By Wendy S. Meyer
More 30 million Americans have Type 2 Diabetes related to the obesity epidemic—this is approximately 9.4 percent of the entire U.S. population. Physicians and researchers know that lifestyle interventions can prevent diabetes, slow its progression and decrease the need for medications. Importantly, improved physical fitness increases life expectancy. The problem is that having diabetes interferes with one’s ability to exercise comfortably and effectively.
At the University of Colorado Anschutz Medical Campus, two researchers, Jane Reusch, MD and Judy Regensteiner, PhD are working in an interdisciplinary way to understand the mechanisms responsible for causing exercise to be more difficult and less effective in people with diabetes. In a collaboration that started in the mid-1990s, Professor of Medicine and Biochemistry Jane Reusch and Professor of Medicine and Director of the Center for Women’s Health Research Judy Regensteiner have been conducting multi-year investigations of molecular barriers to exercise in diabetes.
In this translational research program Dr. Reusch, the physician, brings special expertise in cell, molecular and rodent models of diabetes and, Dr. Regensteiner, a PhD clinical researcher, brings special expertise in vascular medicine, exercise physiology and evaluating these same interventions in human subjects. Together they have been working together for two decades using the adult Clinical and Translational Research Center at the CCTSI.
“We partner in our research,” says Regensteiner. “I don’t do animal research. Because Jane does, it has brought a lot of insights into the work we do in humans.”
Reusch says that people with Type 1 or 2 diabetes, even children, have a 20 percent decrease in maximal cardiorespiratory fitness. Together, Reusch and Regensteiner have characterized defects in maximal and submaximal exercise capacity.
Their work has provided proof that by targeting the functional defects in diabetes, individuals can improve their exercise dysfunction. In other words, they can exercise more comfortably and effectively. Especially important to this research team is their observation that women with diabetes have an even greater impairment in exercise function than do men with diabetes.

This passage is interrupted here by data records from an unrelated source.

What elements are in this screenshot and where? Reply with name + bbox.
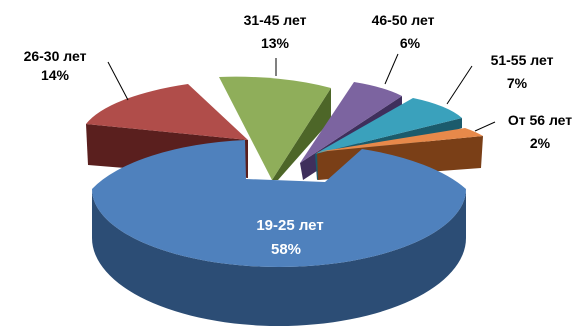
leader-26-30	[107, 61, 129, 101]
label-46-50: 46-50 лет	[372, 12, 435, 28]
leader-lines	[107, 53, 496, 132]
label-56: От 56 лет	[508, 112, 572, 128]
percent-56: 2%	[530, 135, 551, 151]
leader-56	[474, 121, 496, 132]
slice-26-30	[86, 84, 248, 140]
percent-51-55: 7%	[507, 75, 528, 91]
slice-51-55	[315, 98, 462, 154]
slice-56	[317, 128, 483, 152]
label-26-30: 26-30 лет	[24, 48, 87, 64]
percent-31-45: 13%	[261, 35, 290, 51]
leader-46-50	[384, 53, 399, 85]
label-19-25: 19-25 лет	[256, 217, 323, 234]
slice-tops	[86, 76, 483, 267]
percent-19-25: 58%	[271, 241, 301, 258]
label-31-45: 31-45 лет	[244, 12, 307, 28]
slice-labels: 26-30 лет 14% 31-45 лет 13% 46-50 лет 6%…	[24, 12, 573, 258]
slice-46-50	[300, 82, 402, 163]
leader-51-55	[446, 65, 473, 105]
slice-side-19-25	[92, 189, 466, 326]
slice-31-45	[219, 76, 331, 180]
slice-19-25	[92, 140, 466, 267]
percent-46-50: 6%	[400, 35, 421, 51]
label-51-55: 51-55 лет	[491, 52, 554, 68]
percent-26-30: 14%	[41, 67, 70, 83]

“We don’t want to replace exercise with a pill,” says Reusch. “We want a pill so that people can exercise.” The result will be that people with diabetes will not feel that exercise is so difficult, especially in the first few minutes. The hope is that if exercise feels easier, people will be more likely to engage in it and stick to their doctor’s recommendations.
“We want to help people with Type 2 Diabetes be more active and have healthier lives. If we can achieve that, we will be very happy,” Regensteiner says.
Reusch has a unique perspective, as she is an MD with an appointment at the VA Hospital in addition to being a basic and translational researcher. Her diabetes experience and expertise are widely renowned: this year she is the President of Medicine and Science for the American Diabetes Association.
Drs. Regensteiner and Reusch are leading three studies in the CCTSI’s adult Clinical and Translational Research Center. One study focuses on leg blood flow and muscle deoxygenation kinetics in Type 2 diabetes. Another looks at the impact of sitagliptin, an FDA approved drug for diabetes, on cardiovascular exercise performance in Type 2 diabetes. The third study, just starting, will examine sex differences in the way the heart and blood vessels respond to exercise training in men and women with and without diabetes, this is a VA funded research program.
Both Regensteiner and Reusch agree, “The payoff will be to improve the ability to enjoy day-to-day life and physical activity, and ultimately increase health span.”